Снова спокойно в доме. Утренний дождик отшумел, гроза отгромыхала, и, пока все не вернутся с работы, будет тихо. Йонас берет картуз — он идет в кожевню, а Симас — в кузницу. Подпоясавшись ремнем, отец ковыляет в полутемную мастерскую и видит на верстаке диковинное сооружение: доски, хлеб…
— Вот тебе раз! Ты, что ли, мать?
— Это мое! — злобно бросает Андрюс.
— Мое не мое, а порядок соблюдай. Губами не шлепай, в ширинке не чеши, глаза на меня не пяль, что досталось — забирай, сдачи не надо, а теперь — поворачивайся! Пойдем за бревном.
— Пойду! В чем я пойду, раз брюк нету?
— А тут у тебя что — боровики засолены?! Надумал на портках хлебушко печь. Надевай и не ворчи.
Андрюс что-то бормочет. Только отец успевает выйти, как этот неповоротливый копун, способный целыми днями выдергивать волоски из своей жидкой бороденки, вдруг проявляет солдатское проворство: в одно мгновение одевается, хватает тросточку и удирает.

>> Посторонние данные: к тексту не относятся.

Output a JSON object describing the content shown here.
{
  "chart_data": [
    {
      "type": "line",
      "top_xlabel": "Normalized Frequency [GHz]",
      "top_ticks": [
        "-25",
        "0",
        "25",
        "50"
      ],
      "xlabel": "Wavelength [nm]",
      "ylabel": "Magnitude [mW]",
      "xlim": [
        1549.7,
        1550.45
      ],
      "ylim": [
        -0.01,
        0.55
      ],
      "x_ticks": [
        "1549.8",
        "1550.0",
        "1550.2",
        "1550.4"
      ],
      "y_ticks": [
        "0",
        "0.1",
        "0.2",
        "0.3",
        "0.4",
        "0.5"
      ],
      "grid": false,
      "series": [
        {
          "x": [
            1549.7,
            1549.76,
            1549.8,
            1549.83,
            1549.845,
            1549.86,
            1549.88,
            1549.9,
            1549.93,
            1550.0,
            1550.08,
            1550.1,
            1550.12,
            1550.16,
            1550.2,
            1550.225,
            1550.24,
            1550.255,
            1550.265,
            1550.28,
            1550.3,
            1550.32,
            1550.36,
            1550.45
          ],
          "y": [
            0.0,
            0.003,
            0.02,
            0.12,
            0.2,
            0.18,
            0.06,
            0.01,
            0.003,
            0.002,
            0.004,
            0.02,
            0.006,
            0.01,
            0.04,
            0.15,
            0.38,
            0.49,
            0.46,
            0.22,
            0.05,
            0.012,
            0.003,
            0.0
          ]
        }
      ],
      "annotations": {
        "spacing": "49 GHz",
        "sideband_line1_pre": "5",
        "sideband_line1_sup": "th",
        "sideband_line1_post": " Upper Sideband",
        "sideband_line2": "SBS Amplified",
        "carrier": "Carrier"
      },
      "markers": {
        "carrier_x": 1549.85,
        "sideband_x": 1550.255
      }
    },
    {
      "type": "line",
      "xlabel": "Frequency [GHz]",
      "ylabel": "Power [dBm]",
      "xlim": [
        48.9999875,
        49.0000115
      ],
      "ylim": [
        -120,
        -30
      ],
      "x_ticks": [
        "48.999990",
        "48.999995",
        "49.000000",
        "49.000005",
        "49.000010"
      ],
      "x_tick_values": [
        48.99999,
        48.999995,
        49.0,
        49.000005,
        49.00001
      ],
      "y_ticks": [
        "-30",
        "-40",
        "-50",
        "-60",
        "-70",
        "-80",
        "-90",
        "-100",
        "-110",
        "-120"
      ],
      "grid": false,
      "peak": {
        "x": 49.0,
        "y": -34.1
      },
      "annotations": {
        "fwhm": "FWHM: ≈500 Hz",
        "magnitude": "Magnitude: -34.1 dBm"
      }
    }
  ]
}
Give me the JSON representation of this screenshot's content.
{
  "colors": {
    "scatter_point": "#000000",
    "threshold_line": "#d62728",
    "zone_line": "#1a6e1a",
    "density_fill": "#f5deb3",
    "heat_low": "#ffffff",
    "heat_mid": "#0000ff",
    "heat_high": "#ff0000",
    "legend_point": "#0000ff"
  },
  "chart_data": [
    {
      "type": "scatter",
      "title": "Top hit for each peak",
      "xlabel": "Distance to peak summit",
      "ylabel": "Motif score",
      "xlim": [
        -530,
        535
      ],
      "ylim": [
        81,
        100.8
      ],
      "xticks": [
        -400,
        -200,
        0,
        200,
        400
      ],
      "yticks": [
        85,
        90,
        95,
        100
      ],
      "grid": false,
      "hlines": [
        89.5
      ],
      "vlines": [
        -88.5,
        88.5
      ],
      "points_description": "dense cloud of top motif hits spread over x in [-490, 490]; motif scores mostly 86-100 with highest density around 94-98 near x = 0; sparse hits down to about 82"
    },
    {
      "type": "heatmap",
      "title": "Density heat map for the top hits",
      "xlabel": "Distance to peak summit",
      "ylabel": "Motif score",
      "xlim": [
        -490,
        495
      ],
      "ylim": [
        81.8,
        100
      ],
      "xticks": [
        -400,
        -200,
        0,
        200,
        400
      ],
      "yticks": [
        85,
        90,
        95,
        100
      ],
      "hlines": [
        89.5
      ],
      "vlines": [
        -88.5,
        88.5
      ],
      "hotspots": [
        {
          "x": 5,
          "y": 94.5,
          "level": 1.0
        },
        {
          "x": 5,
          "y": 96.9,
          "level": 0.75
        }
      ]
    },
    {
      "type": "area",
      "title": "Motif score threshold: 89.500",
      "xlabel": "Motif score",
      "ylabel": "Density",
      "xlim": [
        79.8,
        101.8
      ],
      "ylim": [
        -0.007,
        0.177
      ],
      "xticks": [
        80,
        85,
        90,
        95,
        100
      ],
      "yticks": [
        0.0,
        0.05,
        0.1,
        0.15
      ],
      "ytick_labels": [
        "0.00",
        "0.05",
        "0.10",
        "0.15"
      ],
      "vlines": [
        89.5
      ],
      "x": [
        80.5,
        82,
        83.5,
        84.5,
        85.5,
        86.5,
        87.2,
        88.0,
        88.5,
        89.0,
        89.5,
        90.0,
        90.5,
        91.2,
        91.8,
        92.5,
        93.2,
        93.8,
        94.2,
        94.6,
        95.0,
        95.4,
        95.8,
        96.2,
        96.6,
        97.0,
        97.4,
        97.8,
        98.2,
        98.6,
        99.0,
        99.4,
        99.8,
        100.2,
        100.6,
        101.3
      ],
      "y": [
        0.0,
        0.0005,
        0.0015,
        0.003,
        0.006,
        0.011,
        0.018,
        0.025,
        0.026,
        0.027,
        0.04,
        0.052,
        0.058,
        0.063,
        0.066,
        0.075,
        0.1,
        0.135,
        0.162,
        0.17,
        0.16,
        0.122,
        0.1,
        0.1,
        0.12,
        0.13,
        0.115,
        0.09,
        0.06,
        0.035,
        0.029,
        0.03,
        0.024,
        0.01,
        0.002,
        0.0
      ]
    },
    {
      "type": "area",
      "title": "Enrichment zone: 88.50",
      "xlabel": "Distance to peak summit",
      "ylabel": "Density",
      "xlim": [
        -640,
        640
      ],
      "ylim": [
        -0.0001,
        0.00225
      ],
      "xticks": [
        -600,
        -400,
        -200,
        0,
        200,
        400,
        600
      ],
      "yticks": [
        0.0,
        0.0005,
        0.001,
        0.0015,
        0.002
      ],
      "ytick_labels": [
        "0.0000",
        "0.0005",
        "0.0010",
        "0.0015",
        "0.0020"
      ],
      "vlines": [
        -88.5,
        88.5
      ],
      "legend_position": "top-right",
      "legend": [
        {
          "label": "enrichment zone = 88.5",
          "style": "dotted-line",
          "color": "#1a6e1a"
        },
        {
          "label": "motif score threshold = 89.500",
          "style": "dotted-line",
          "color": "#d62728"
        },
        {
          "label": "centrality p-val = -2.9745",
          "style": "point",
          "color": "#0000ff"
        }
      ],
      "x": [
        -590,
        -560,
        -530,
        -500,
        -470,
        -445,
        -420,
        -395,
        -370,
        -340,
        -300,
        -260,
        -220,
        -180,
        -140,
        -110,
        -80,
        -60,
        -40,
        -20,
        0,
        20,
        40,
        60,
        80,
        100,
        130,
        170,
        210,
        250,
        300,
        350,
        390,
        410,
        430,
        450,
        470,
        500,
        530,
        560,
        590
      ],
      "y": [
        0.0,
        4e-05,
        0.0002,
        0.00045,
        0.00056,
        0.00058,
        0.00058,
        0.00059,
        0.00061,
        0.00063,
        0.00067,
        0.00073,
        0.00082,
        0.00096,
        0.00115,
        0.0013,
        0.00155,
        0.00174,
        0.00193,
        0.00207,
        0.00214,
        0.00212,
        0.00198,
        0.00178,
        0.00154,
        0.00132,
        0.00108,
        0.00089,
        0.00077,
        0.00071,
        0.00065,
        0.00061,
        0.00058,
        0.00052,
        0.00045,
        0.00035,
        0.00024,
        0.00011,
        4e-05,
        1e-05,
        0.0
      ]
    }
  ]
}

Йонас подставляет графчику подножку:
— Папа, барчук уже на шпацер[6] торопится.
Андрюс молча пинком отбрасывает ногу брата, отталкивает его локтем, но Йонас нагоняет франта в сенях и крепко хватает за грудки:
— Все твои сигарницы и побрякушки повытряхиваю! Пойдешь с отцом или нет?
— Отстань, толстомордый!
— Вот, получай за толстомордого — и сам теперь такой. Завелся в улье трутень — сам пальцем не пошевелит, а за него другим отдуваться. Не отпущу — не надейся! Графчик..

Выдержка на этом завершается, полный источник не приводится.